20231116 ELW Dortmund Stolle Quote
We know that it is really hard to play in Romania, against a strong team with frenetic fans. But it is only -1 at the moment, nothing is decided. Braila maybe are the strongest of all teams we could have faced in this round. Before the draw, I said: ‘I want anything but Braila.’
Alicia Stolle
Right back, BV Borussia 09 Dortmund

After nine years away from Borussia, she recognised a 100 per cent change at her old club: “Everything is much more professional, the squad is much stronger, and thanks to this development many top players have joined our team, like Dutch goalkeeper Tess Lieder.”

Returning to her youth club, Stolle has become the new team captain right away: “I feel very honoured about this decision, it underlines the trust all the team and the coaching staff have in me.”

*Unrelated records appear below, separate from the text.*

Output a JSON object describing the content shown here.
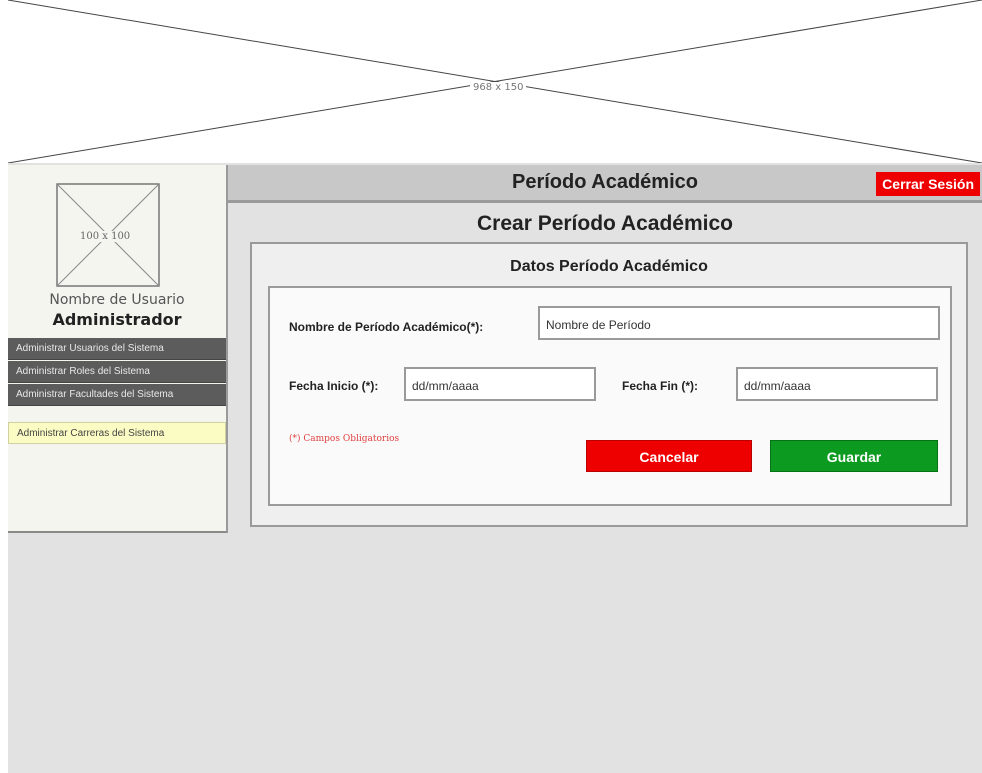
{
  "banner": {
    "placeholder_label": "968 x 150"
  },
  "sidebar": {
    "avatar_label": "100 x 100",
    "user_name": "Nombre de Usuario",
    "user_role": "Administrador",
    "items": [
      {
        "label": "Administrar Usuarios del Sistema",
        "active": false
      },
      {
        "label": "Administrar Roles del Sistema",
        "active": false
      },
      {
        "label": "Administrar Facultades del Sistema",
        "active": false
      },
      {
        "label": "Administrar Carreras del Sistema",
        "active": true
      }
    ]
  },
  "header": {
    "title": "Período Académico",
    "logout_label": "Cerrar Sesión"
  },
  "main": {
    "page_title": "Crear Período Académico",
    "panel_title": "Datos Período Académico",
    "form": {
      "name_label": "Nombre de Período Académico(*):",
      "name_value": "Nombre de Período",
      "start_label": "Fecha Inicio (*):",
      "start_value": "dd/mm/aaaa",
      "end_label": "Fecha Fin (*):",
      "end_value": "dd/mm/aaaa",
      "required_note": "(*) Campos Obligatorios",
      "cancel_label": "Cancelar",
      "save_label": "Guardar"
    }
  },
  "colors": {
    "danger": "#ee0000",
    "success": "#0c9a20",
    "nav_dark": "#5c5c5c",
    "nav_active": "#fbfbc4",
    "background": "#e2e2e2"
  }
}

While Dortmund must come from behind on Sunday to make it to the group phase, both the club and Stolle know how to do it on the European stage: Dortmund qualified for the EHF Finals 2023 by defeating Neptunes de Nantes by nine goals, a week after losing the first leg of that quarter-final by eight goals.

And Stolle managed a similarly spectacular comeback with FTC: after losing the home leg of the quarter-final against Metz Handball by six goals, they won the return leg in France by seven.

“I hope that Tess can show a performance like last weekend, then we have a chance. It is very important for the players, the team, and the whole club to qualify for the group phase again. Making it to the EHF Finals last May was a milestone for this club.”

Even if Dortmund would fail to advance, one German player would still make it to the group phase: line player Meike Schmelzer plays for Braila.

“I played with Meike at Thüringer HC and in the national team,” says Stolle. “It is always great to meet former teammates and friends.”